A provocare ufficialmente la defezione della giovane, passata al Likud, è stata la decisione del ministro della Salute, Nitzan Horowitz, di applicare una sentenza della Corte Suprema del 2020 che permette ai visitatori negli ospedali di portare del cibo lievitato ai pazienti ricoverati durante il periodo pasquale, in contrasto con le prescrizioni religiose.

Silman, quarantuno anni, che era oltretutto la capogruppo della coalizione, ha auspicato la formazione di un nuovo blocco di destra, senza dover tornare alle urne, al posto di quello attuale, che raccoglie otto partiti distribuiti lungo tutto lo spettro politico uniti principalmente dalla volontà di scalzare Benjamin Netanyahu dalle redini del potere nelle elezioni dello scorso anno.

Bennet ha accusato il suo rivale e i suoi sostenitori di aver esercitato pressioni persecutorie su Silman, al punto da farla crollare. Secondo diversi analisti tuttavia la vera ragione del clamoroso voltagabbana non risiederebbe né nella disputa sul cibo lievitato né nella manipolazione psicologica, ma invece sarebbe partita dalla polemica sulla sicurezza.

Gli attentati in territorio israeliano, rivendicati dallo Stato islamico, hanno spinto le comunità più conservatrici, come quella da cui proviene la parlamentare, a criticare il governo ritenuto troppo lasco in materia di sicurezza e a premere per un cambio di esecutivo orientato maggiormente a destra.

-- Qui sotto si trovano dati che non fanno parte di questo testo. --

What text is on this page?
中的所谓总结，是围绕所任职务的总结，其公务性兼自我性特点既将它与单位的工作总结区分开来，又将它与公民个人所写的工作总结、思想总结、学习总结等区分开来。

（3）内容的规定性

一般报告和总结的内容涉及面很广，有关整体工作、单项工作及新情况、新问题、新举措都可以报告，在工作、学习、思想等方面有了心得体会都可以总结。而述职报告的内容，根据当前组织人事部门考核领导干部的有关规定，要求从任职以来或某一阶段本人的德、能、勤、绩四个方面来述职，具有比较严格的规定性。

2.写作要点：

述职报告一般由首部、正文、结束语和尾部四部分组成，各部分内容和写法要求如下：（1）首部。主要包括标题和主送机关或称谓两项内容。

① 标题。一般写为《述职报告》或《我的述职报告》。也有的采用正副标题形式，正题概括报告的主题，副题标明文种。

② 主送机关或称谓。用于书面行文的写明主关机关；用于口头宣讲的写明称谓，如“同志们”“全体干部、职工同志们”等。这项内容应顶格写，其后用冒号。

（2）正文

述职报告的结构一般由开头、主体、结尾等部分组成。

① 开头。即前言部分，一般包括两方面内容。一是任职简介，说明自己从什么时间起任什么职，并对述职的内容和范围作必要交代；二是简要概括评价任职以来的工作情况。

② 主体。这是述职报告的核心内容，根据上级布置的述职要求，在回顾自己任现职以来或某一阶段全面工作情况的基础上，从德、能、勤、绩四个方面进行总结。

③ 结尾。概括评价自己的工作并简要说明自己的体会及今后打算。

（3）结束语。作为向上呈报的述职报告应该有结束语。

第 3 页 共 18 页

Si riaffaccia ora per la società israeliana l’incubo delle elezioni, che sarebbero le quinte in soli tre anni: basterebbe infatti appena un altro cambio di casacca perché le opposizioni possano indire una nuova tornata alle urne.

La crisi politica rischia intanto di complicare ulteriormente le relazioni con i palestinesi: Bennett da mesi aveva già respinto i tentativi degli Stati Uniti di organizzare un incontro con l’Autorità palestinese citando la fragilità della tenuta del governo e l’evento appare ora più che mai irrealizzabile.

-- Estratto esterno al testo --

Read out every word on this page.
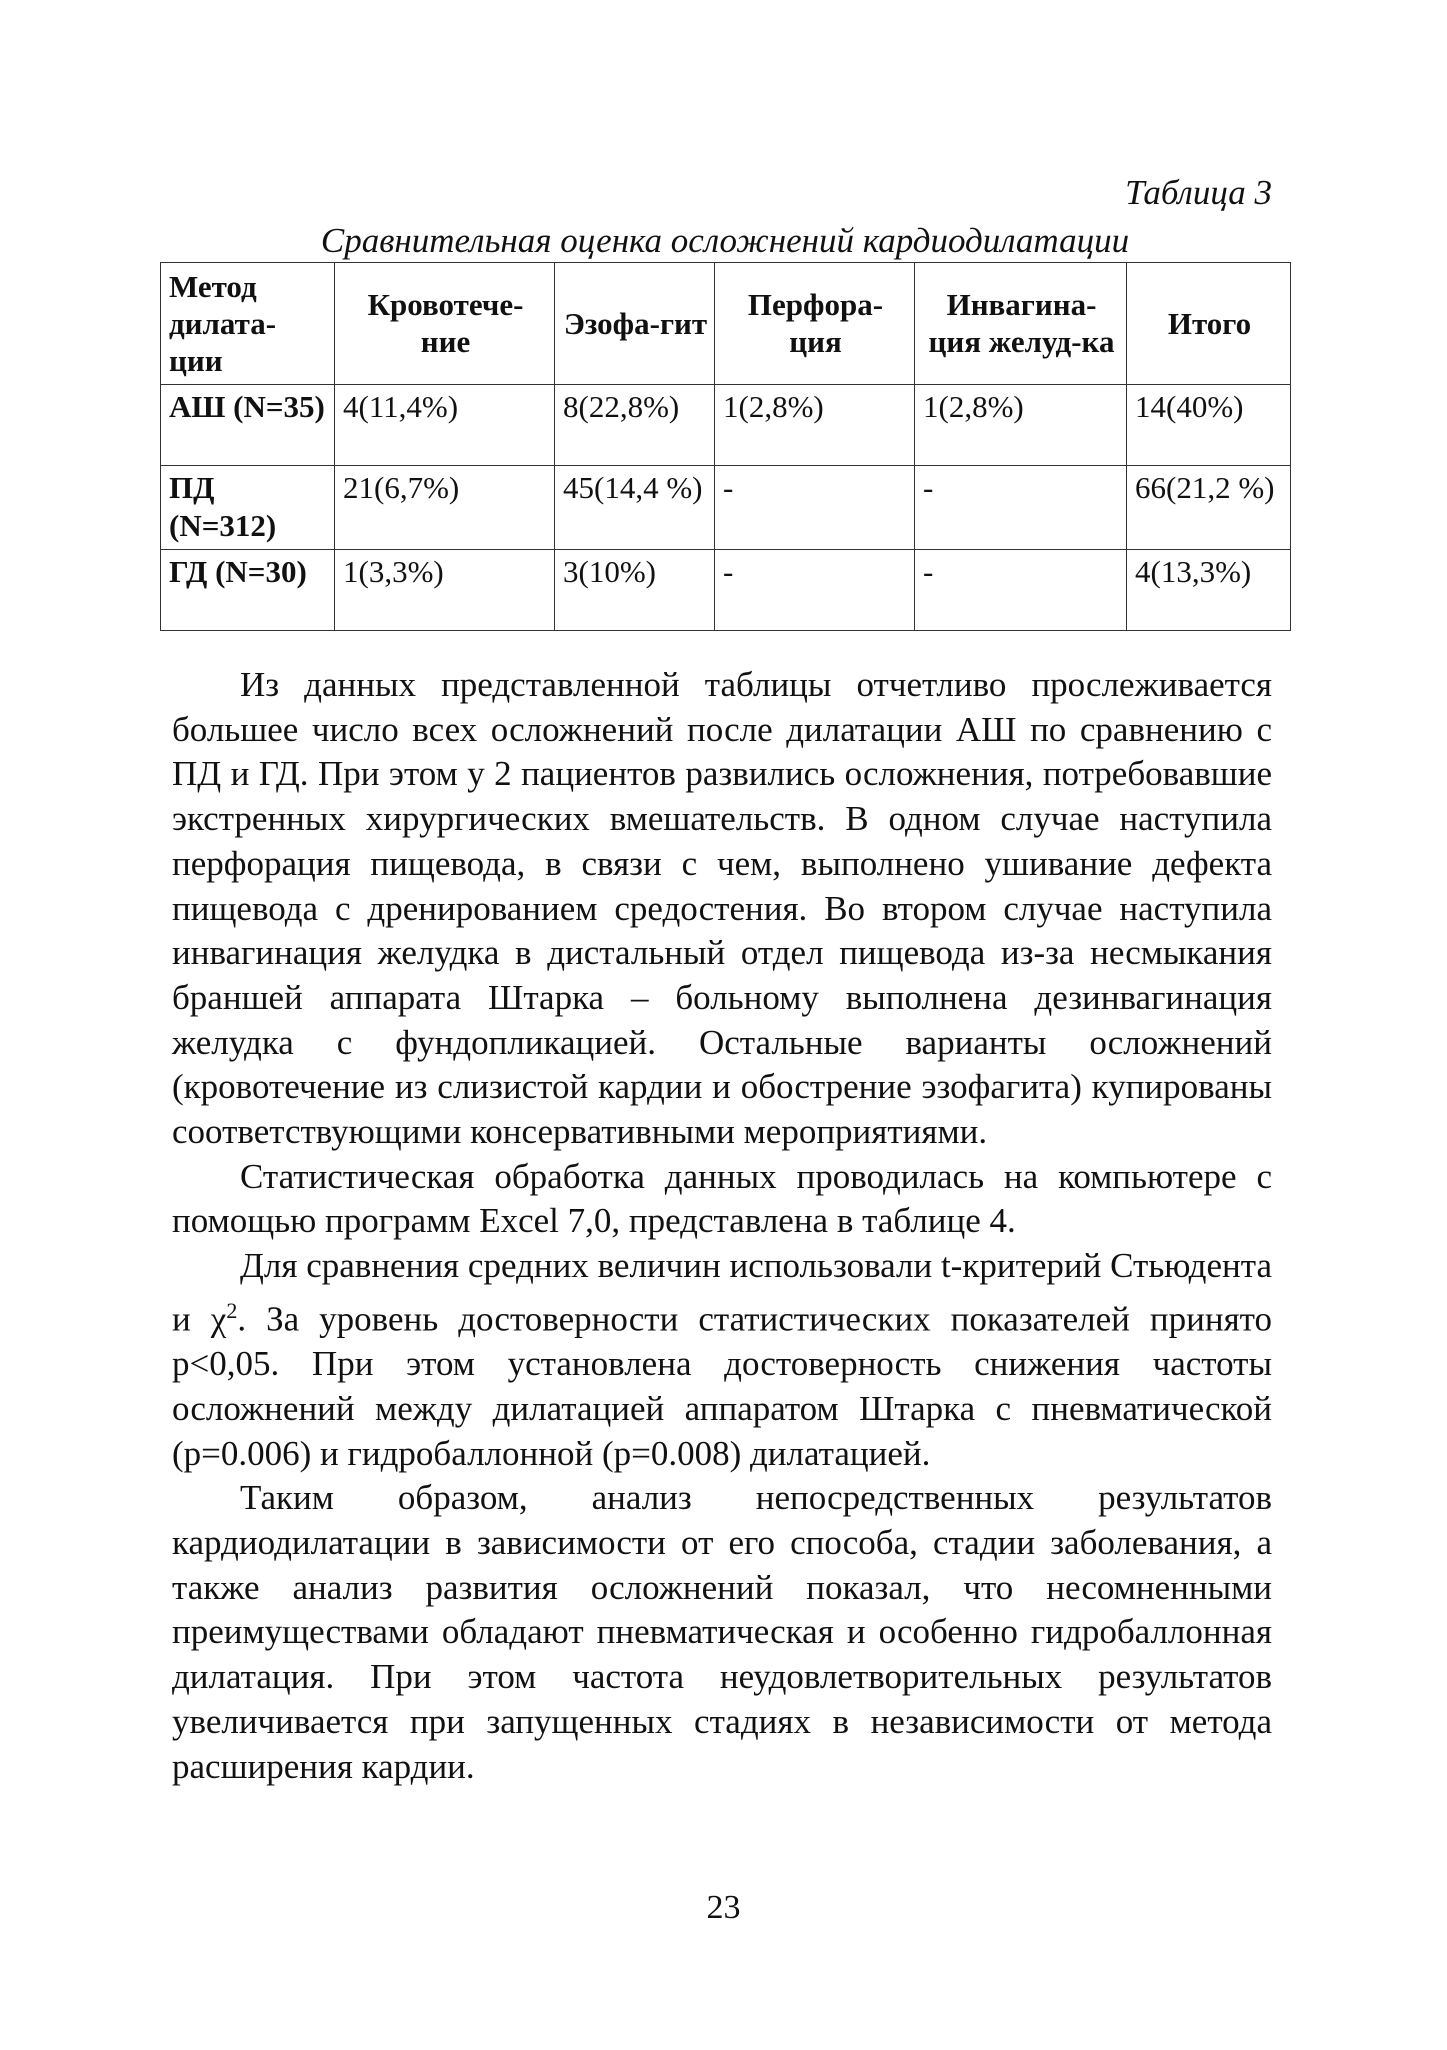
Таблица 3
Сравнительная оценка осложнений кардиодилатации
Метод дилата-ции	Кровотече-ние	Эзофа-гит	Перфора-ция	Инвагина-ция желуд-ка	Итого
АШ (N=35)	4(11,4%)	8(22,8%)	1(2,8%)	1(2,8%)	14(40%)
ПД (N=312)	21(6,7%)	45(14,4 %)	-	-	66(21,2 %)
ГД (N=30)	1(3,3%)	3(10%)	-	-	4(13,3%)

Из данных представленной таблицы отчетливо прослеживается большее число всех осложнений после дилатации АШ по сравнению с ПД и ГД. При этом у 2 пациентов развились осложнения, потребовавшие экстренных хирургических вмешательств. В одном случае наступила перфорация пищевода, в связи с чем, выполнено ушивание дефекта пищевода с дренированием средостения. Во втором случае наступила инвагинация желудка в дистальный отдел пищевода из-за несмыкания браншей аппарата Штарка – больному выполнена дезинвагинация желудка с фундопликацией. Остальные варианты осложнений (кровотечение из слизистой кардии и обострение эзофагита) купированы соответствующими консервативными мероприятиями.

Статистическая обработка данных проводилась на компьютере с помощью программ Excel 7,0, представлена в таблице 4.

Для сравнения средних величин использовали t-критерий Стьюдента и $\chi^2$. За уровень достоверности статистических показателей принято р<0,05. При этом установлена достоверность снижения частоты осложнений между дилатацией аппаратом Штарка с пневматической (р=0.006) и гидробаллонной (р=0.008) дилатацией.

Таким образом, анализ непосредственных результатов кардиодилатации в зависимости от его способа, стадии заболевания, а также анализ развития осложнений показал, что несомненными преимуществами обладают пневматическая и особенно гидробаллонная дилатация. При этом частота неудовлетворительных результатов увеличивается при запущенных стадиях в независимости от метода расширения кардии.

23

Poiché diversi terroristi che hanno colpito recentemente erano originari della Cisgiordania, il governo potrebbe essere inoltre spinto a mostrarsi più intransigente e restrittivo, imponendo limitazioni di movimenti o di altro tipo che potrebbero provocare nuove rivolte come quelle della primavera dell’anno passato.

Sullo sfondo incombe inoltre la questione dell’accordo sul nucleare iraniano, le cui negoziazioni si stanno svolgendo in questi giorni: le necessità di politica interna potrebbero spingere l’attuale governo, dovesse rimanere in carica, o un nuovo esecutivo a scegliere l’opzione militare per affrontare la minaccia.